# 722 won't pause



## kutchins (Mar 20, 2004)

Our 722 has developed a situation where if you try to pause an event, it won't work but will immediately go back to live action. The whole machine acts sluggishly, but if you're able to go to a recorded program, you can pause/play it without problem.

Along with this today, we've seen some spontaneous re-booting. While I'm a long-time Dish subscriber, I've not had technical issues for some time, so I'm looking for advice on how best to proceed with the support process.

Additionally, we've got a large number of recordings on the hard drive and am wondering if there's a way to transfer them to a hard drive.
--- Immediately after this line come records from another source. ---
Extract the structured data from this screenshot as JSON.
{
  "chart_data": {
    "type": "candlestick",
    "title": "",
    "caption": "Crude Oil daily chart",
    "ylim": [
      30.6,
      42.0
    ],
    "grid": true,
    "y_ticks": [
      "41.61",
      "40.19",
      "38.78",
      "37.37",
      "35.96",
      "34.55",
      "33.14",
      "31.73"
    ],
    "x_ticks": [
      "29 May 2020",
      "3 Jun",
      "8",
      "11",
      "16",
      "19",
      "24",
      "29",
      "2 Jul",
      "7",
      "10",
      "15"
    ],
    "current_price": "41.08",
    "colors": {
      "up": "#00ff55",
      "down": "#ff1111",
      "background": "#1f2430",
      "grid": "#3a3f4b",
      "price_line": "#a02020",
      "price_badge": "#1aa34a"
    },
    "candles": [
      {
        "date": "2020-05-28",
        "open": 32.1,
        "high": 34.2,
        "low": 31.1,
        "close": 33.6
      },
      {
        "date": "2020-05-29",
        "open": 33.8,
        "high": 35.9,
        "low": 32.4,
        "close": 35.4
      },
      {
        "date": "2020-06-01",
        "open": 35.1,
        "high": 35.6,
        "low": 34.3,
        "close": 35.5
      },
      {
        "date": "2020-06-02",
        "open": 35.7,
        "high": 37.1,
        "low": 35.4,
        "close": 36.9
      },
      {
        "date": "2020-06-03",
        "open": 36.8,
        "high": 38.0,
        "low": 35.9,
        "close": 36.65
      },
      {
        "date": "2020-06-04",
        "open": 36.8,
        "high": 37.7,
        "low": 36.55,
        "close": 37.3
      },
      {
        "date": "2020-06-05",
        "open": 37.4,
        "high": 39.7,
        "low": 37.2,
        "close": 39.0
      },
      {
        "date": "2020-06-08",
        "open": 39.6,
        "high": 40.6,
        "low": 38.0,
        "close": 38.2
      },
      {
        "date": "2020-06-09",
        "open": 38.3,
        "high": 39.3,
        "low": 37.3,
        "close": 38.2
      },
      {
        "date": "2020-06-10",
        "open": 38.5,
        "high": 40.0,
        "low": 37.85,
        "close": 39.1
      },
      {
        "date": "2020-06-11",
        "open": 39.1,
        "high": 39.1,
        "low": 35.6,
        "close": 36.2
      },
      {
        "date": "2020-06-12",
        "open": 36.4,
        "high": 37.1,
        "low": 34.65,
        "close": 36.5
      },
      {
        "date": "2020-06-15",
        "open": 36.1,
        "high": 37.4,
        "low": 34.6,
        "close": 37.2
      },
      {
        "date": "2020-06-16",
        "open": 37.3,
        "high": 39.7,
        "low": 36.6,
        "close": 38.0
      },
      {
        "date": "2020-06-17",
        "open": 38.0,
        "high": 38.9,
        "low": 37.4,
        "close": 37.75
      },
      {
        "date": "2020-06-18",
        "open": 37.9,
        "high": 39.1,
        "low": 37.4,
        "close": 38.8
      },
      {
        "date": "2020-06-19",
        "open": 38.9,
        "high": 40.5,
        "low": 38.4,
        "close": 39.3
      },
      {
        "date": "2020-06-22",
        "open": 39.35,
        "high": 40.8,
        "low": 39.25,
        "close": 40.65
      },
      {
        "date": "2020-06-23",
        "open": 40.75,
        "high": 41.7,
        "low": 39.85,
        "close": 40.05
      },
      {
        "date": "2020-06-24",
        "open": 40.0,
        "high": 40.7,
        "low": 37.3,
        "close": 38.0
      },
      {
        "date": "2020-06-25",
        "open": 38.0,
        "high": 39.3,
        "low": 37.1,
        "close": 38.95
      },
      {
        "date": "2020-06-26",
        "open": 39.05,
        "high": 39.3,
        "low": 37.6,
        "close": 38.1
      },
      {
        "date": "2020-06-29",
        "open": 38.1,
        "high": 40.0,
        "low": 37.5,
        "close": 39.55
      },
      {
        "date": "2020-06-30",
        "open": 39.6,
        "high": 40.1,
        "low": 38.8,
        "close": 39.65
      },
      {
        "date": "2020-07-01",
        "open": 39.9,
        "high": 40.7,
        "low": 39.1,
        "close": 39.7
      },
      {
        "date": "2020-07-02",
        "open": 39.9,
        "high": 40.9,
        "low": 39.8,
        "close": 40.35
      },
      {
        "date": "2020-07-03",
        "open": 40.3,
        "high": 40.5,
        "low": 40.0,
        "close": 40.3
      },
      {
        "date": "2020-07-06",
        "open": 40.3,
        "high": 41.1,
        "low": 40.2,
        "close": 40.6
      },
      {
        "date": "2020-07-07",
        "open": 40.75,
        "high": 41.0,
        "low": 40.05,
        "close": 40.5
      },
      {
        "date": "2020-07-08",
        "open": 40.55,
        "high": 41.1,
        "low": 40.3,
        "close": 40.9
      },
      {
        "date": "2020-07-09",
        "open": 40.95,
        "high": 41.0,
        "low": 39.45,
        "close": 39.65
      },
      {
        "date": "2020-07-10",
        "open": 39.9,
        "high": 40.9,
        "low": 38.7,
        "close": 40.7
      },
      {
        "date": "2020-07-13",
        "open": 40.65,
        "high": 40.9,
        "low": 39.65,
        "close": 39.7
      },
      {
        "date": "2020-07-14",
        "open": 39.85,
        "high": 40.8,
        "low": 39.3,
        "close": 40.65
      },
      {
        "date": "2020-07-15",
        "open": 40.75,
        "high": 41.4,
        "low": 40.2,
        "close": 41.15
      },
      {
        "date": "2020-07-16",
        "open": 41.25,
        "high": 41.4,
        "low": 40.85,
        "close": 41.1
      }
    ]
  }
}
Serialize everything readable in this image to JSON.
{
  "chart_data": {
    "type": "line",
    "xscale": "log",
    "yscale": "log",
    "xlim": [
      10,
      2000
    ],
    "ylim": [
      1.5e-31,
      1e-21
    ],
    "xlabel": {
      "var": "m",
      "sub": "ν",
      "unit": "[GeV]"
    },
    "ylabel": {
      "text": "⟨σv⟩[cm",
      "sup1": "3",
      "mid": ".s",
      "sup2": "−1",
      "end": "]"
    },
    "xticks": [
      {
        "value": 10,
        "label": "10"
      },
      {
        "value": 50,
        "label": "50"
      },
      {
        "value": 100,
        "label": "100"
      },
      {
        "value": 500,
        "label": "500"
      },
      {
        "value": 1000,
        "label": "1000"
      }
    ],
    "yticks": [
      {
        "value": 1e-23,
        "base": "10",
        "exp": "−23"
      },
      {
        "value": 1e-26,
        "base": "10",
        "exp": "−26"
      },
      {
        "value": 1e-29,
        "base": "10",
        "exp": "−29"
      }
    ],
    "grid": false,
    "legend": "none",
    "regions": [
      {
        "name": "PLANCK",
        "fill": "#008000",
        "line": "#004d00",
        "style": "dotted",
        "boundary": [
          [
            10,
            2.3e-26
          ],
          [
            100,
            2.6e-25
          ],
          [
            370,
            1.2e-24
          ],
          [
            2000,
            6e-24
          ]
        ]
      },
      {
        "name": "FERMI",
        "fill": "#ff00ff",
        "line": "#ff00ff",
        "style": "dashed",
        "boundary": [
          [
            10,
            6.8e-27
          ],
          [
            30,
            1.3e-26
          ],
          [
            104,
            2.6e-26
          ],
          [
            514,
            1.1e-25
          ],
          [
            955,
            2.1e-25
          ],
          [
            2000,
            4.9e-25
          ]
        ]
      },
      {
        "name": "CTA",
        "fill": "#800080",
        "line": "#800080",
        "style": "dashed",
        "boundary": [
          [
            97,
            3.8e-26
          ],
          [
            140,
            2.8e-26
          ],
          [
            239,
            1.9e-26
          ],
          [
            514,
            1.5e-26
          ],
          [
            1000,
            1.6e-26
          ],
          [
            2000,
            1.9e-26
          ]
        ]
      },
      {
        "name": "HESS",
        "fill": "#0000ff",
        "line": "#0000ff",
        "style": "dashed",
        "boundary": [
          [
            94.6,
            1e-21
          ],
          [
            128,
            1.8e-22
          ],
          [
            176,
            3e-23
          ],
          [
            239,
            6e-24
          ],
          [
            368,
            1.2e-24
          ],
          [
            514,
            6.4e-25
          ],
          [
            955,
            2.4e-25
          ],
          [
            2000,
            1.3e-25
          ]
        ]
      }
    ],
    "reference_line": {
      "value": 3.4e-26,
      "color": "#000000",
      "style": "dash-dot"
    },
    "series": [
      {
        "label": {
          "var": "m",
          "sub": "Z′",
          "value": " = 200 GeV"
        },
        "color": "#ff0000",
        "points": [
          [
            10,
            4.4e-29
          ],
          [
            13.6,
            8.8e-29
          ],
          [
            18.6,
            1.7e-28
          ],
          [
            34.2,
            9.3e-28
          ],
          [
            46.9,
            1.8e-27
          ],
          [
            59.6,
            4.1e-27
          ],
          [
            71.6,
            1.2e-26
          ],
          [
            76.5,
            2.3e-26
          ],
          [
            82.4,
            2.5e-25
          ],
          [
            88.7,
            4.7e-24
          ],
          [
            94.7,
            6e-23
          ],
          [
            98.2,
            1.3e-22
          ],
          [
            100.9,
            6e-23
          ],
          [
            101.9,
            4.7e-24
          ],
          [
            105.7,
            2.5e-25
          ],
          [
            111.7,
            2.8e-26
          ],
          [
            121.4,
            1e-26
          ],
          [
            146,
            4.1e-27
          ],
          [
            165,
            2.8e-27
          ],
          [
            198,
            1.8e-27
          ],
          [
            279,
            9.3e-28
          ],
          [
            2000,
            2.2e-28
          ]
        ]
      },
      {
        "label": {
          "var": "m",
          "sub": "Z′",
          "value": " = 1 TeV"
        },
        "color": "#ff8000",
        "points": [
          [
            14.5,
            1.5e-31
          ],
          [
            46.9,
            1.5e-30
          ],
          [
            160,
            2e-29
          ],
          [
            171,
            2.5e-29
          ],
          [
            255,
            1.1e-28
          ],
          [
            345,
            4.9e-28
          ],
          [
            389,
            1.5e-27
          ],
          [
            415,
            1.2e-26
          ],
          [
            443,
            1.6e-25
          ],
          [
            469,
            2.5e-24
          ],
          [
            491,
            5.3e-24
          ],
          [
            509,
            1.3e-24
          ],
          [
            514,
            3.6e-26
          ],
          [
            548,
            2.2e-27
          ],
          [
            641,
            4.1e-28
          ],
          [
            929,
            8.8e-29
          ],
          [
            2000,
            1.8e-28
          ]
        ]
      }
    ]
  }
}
I don't currently have that service enabled, but would certainly do so if I can transfer the recordings to it and then use them assuming Dish sends out a replacement receiver.

Any ideas and thoughts would certainly be appreciated.


----------



## phrelin (Jan 18, 2007)

kutchins said:


> Our 722 has developed a situation where if you try to pause an event, it won't work but will immediately go back to live action. The whole machine acts sluggishly, but if you're able to go to a recorded program, you can pause/play it without problem.
> 
> Along with this today, we've seen some spontaneous re-booting. While I'm a long-time Dish subscriber, I've not had technical issues for some time, so I'm looking for advice on how best to proceed with the support process.
> 
> ...


Unfortunately, you need to call tech support. It can be a great experience or a hassle. But you might get the EHD authorization on your account for free. One example of this can be seen in this thread.

Of course you'll need to buy an external hard drive. When you get to that point you may want to skim/review the thread External Hard Drives That Work.


----------



## Ron Barry (Dec 10, 2002)

Might want to do a bit of trouble shooting before you call service. 

1) Check your timers and Dish Passes. If you are pushing 500+ timer events or your Dish Passing are above 20, reducing might help what you are describing. 

Also.. what do you mean by large number of recordings?


----------



## kutchins (Mar 20, 2004)

We went through and erased a fair number of recorded programs leaving about 30 half-hour ones.

I tried the chat with tech support feature to no great result so I'm going to have to phone tech support and start all over again.

On the chat, though, the tech said that if I enable an EHD on the existing DVR and record our saved programs AND get a replacement of the same model, I can use the hard drive without it being reformatted. Is that correct. I got the sense that Dish had to authorize another serial number or something regardless of the replacement being the same model.


----------



## TulsaOK (Feb 24, 2004)

As long as it's a ViP series DVR, you will be fine. EHD's are authorized per account and can be moved among DVR's on the same account.


----------



## kutchins (Mar 20, 2004)

Thank you all for your comments. On to telephone tech support!!!


----------



## AreWeThereYet (Jan 19, 2010)

kutchins said:


> On the chat, though, the tech said that if I enable an EHD on the existing DVR and record our saved programs AND get a replacement of the same model, I can use the hard drive without it being reformatted. Is that correct. I got the sense that Dish had to authorize another serial number or something regardless of the replacement being the same model.


I had to replace a 612. After getting my 612 replacement going I asked to have another hit sent to the replacement 612 DVR for the EHD activation. The 1st CSR had no idea what I was talking about. She said I already had activated the EHD. I replied no, that was with my old 612, she replied huh? I then asked for advanced tech support and he sent the hit. That 1st CSR was a doozey. Wasted an hour over the phone to get the remote to work. Her final solution was to send me a new remote. I thought huh???  I read the install instructions while putting HER on hold and figured it out myself. :lol:


----------



## TulsaOK (Feb 24, 2004)

AreWeThereYet said:


> I read the install instructions while putting HER on hold and figured it out myself.


----------



## kutchins (Mar 20, 2004)

I stalled as long as I could throughout the day and finally called tech support. After the usual and unnecessarily long song and dance, Dish will be sending a replacement unit and even waived the handling fee. Our recorded programs which failed to transfer to the EHD are toast, but some people have real problems.

Thanks to all for input.


----------



## Charise (Jan 25, 2004)

I'm guessing that you tried a hard boot with the receiver--unplug the receiver for x amount of time (I usually leave it about 10 minutes) and then plug it back in. If the hard drive is going south, this won't work permanently, but it could help long enough to get programs moved to an external hard drive.

Good luck!


----------